As part of one such scenario, a patient receives a presurgical exam in a provider-based clinic for outpatient surgery that is to be performed two weeks later, and receives related lab tests from the hospital on the same day as the exam. CMS states that the hospital would not be entitled to separate payment for the lab tests under the CLFS, presumably because the lab tests were related to other hospital outpatient services that were furnished on the same day.
Based on its comments related to change in scheduling patterns to obtain separate payment for lab tests, CMS would presumably find it inappropriate (and potentially unlawful) if the provider-based clinic modified its policies so that the lab tests would be performed on a different day than the presurgical exam.
Under a modified version of this scenario, the patient receives a presurgical exam in a free-standing physician office, but then has to return to work, so the tests are not performed by the hospital until two days later. In contrast to the original scenario, CMS states that the hospital could seek separate payment for the lab tests. Presumably, the agency was attempting to demonstrate that lab tests that were not performed on the same day as other hospital services could be billed separately.

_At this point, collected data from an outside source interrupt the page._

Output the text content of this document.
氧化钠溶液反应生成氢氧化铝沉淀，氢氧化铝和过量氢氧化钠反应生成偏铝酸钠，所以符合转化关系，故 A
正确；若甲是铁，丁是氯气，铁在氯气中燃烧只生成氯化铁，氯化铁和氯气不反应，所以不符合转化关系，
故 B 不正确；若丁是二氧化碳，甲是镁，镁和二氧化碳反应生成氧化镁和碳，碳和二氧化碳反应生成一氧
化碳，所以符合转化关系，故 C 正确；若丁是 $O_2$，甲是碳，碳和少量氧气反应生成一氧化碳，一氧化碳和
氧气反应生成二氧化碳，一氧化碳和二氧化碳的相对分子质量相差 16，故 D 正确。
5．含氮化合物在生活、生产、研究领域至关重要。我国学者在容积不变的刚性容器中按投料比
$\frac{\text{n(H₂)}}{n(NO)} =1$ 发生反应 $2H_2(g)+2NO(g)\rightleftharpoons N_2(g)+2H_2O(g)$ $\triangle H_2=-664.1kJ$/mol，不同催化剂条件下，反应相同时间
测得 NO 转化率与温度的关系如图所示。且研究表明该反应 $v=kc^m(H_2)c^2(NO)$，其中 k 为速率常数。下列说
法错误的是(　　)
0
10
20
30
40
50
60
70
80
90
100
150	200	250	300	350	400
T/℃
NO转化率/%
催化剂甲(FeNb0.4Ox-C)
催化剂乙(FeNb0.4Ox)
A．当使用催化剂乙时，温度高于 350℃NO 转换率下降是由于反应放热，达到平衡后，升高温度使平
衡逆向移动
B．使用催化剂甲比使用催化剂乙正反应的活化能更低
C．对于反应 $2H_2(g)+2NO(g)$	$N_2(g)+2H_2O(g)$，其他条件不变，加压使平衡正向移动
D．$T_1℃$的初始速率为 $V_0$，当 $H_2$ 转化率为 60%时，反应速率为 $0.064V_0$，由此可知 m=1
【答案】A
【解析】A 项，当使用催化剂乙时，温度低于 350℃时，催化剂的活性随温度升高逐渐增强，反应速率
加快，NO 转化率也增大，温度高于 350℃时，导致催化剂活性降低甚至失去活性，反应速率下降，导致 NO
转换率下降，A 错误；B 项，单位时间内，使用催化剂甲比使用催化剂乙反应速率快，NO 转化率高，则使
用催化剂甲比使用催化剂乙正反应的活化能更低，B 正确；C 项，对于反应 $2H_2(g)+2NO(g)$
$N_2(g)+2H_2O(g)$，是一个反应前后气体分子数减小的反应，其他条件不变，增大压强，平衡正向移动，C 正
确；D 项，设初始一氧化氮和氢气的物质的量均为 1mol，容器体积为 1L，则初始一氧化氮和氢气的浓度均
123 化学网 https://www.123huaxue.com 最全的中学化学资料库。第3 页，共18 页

There is, however, another possible explanation. Unlike in the original scenario, the presurgical exam occurred in a free-standing physician office, so the individual for whom the tests were performed was not a hospital outpatient when the tests were ordered. As a result, if the patient did not physically present at the hospital for collection of the specimen, the test could also be considered a “non-patient (referred) specimen,” exempt from packaging requirements.
Ober|Kaler's Comments
For more than ten years, clinical laboratory tests have been subject to Medicare outpatient “rebundling” rules. These principles govern when clinical laboratory tests are considered outpatient services that must be billed by a hospital. Such tests can include tests ordered in a provider-based clinic or performed for a hospital outpatient by a reference laboratory. The packaging rule may refocus attention on Medicare outpatient rebundling requirements because Medicare may now pay different amounts for a lab test depending upon whether the hospital or another provider claims payment for the service.
Related pronouncements may also impact application of Medicare rebundling requirements, irrespective of whether this was the agency’s intent. Hospitals that participate in arrangements under which another entity claims payment for hospital outpatient lab tests that are required to be billed by the hospital are subject to civil monetary penalties and exclusion. Accordingly, hospitals should make appropriate efforts to insure that they are billing for all tests for which Medicare will pay only the hospital, and to make certain that payment is not being claimed for those services by another entity, such as a lab that may have performed outpatient reference tests.